Tensions Rise Amid Housing Crisis Debate
On Thursday, May 9, Santa Monica College's (SMC) Public Policy Institute hosted a panel discussion on potential solutions to California's housing crisis. The keynote discussion, which took place in the Broad Stage at the Performance Arts Center, was the culminating event of this year's Spring Symposium. The three speakers were state senators Scott Wiener (D-San Francisco) and Ben Allen (D-Santa Monica), and Santa Monica Mayor Gleam Davis.
At the heart of the discussion was a debate over the controversial Senate Bill (SB) 50, which if passed, would override local zoning laws to allow for the construction of denser housing near transit stops. Proponents of the bill argue that it is designed to make housing more accessible, while opponents argue that more housing does not necessarily mean affordable housing.

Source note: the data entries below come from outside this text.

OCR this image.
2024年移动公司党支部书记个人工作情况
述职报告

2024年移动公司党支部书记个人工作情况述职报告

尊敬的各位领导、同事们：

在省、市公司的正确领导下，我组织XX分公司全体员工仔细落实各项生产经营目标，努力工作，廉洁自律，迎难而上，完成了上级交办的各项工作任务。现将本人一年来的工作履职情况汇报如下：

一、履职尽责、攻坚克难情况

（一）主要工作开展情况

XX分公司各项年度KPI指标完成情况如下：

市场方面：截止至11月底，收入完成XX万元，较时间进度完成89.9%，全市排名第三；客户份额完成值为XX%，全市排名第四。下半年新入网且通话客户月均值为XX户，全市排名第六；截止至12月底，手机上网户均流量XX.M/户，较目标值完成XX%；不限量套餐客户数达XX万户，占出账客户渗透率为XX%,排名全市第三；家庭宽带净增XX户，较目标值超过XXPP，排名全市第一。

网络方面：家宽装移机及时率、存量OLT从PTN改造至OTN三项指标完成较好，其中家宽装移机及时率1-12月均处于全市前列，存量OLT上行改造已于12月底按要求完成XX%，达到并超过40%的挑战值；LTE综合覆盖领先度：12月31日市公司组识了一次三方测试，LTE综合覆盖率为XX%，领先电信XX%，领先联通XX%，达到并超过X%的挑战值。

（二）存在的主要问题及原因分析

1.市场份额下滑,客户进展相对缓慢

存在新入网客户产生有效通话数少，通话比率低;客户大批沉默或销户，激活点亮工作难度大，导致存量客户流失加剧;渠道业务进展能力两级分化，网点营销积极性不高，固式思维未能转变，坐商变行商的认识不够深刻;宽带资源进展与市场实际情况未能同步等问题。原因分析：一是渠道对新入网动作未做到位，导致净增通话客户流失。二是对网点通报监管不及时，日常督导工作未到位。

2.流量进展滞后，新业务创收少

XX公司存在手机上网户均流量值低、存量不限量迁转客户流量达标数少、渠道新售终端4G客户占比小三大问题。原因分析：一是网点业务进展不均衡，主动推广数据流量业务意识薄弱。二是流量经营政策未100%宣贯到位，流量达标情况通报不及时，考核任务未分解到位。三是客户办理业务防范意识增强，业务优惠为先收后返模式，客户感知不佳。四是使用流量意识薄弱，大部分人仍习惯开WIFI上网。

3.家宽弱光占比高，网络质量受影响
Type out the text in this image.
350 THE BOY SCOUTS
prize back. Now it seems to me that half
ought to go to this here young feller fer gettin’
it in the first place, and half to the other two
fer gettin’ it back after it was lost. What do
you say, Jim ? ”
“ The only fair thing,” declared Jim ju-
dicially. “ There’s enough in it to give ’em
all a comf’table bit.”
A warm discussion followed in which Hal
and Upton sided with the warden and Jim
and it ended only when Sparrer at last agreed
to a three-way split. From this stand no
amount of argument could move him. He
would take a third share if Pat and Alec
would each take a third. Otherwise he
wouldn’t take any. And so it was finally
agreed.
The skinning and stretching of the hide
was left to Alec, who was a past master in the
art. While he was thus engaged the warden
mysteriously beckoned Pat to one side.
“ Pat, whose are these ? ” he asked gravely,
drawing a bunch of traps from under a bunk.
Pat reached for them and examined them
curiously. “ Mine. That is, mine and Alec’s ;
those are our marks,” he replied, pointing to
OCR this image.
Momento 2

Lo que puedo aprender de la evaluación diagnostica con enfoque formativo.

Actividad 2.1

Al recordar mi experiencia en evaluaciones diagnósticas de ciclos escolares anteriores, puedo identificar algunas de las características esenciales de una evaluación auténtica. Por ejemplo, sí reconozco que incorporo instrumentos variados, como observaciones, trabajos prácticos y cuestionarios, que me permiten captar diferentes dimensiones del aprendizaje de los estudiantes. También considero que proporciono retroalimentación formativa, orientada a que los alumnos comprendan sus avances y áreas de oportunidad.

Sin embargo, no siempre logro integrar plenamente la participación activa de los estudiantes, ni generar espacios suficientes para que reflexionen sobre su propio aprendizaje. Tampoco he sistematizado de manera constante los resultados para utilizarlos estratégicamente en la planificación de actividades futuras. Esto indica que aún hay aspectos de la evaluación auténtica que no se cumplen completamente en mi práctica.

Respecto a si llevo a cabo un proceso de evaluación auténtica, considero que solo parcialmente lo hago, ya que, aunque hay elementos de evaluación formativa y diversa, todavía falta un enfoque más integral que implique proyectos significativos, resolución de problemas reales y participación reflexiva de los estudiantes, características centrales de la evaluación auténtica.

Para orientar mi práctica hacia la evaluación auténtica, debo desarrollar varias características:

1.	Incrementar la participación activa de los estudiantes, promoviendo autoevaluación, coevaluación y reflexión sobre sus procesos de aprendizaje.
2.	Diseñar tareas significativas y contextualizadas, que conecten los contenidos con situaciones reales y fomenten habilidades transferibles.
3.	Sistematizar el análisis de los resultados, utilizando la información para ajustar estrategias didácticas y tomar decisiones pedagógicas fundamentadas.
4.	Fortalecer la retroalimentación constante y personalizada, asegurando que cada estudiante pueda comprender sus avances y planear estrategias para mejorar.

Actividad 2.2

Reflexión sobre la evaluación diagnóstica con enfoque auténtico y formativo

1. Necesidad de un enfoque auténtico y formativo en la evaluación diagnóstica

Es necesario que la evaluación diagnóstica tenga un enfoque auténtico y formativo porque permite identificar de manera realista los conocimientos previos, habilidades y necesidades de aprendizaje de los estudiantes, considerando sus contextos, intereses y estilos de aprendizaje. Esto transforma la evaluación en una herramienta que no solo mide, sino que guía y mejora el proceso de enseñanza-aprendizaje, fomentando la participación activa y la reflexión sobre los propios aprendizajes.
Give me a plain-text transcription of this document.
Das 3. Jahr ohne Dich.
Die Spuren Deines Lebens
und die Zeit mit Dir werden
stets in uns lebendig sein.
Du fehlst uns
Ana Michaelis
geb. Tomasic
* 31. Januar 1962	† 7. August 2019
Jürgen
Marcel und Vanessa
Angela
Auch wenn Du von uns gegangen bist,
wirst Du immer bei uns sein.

"In 80 percent of California, it is illegal, prohibited, to build any type of housing except for single-family homes," Weiner explained. SB 50, Wiener argued, would allow for different types of housing, including single-family homes, apartment buildings, and multi-unit housing.
Audience members were overwhelmingly against SB 50. Some carried signs decrying Wiener, the author of the bill, as being bought off by developers. "There are a lot of different opinions on housing," Wiener acknowledged, "but I think it's so important when we talk about housing to always remember that this debate is about real people and the effects on real people's lives when we have housing crisis."
At the crux of the argument was the question of local versus state government. Proponents of the bill argue that although SB 50 is extreme, such measures are necessary given the gravity of the situation.
"Local control is good when it delivers good results," Wiener said. "And I would posit that California, our approach to housing of almost pure local control with almost no state role has not worked out."
SMC student Lucia Aguilar-Cole, a political science major, expressed support for the bill. "Of course there are problems with it, but…we can't just hope that developers are going to be incentivized to build low-incoming housing," she said. "The city that we have built doesn't function, that's why there's 60,000 people without homes…If you go to downtown Los Angeles, it looks like an apocalyptic site. That is inhumane."
Detractors of the bill argued that SB 50 is a case of state government overreach and that its one-size-fits-all approach would prove to do greater harm than good.
"At the end of the day, the idea that we're just going to take away so much of the basic, fundamental power of understanding the local dynamics associated with development and kind of give it to a by-right system run out of Sacramento just doesn't feel right to me," Allen, who opposes the bill, stated.
Davis, like Allen, expressed concerns with the bill. "We are working on this issue locally," she said. "First, we actually have been investing as a community in the production and preservation of affordable housing. And second, we have used our local control, regulatory mechanisms to support the creation of housing with an emphasis on affordable housing."
Another concern about SB 50 is the potential threat it poses to historical neighborhoods. Lesley O'Toole resides in a small neighborhood near Hollywood which is designated as a Historic Preservation Overlay Zone. "When the film industry started here, all the silent actors and directors lived here," O'Toole said. "We're tiny little houses. We're a hundred years old…This bill will destroy all of our historical neighborhoods."
The atmosphere in the Broad was tense throughout, but when Wiener left before the Q&A portion could begin, the audience turned near mutinous, shouting in anger and dismay.
SB 50 is currently in the committee hearings stage. Students interested in learning more about the bill may visit the California State Legislature website.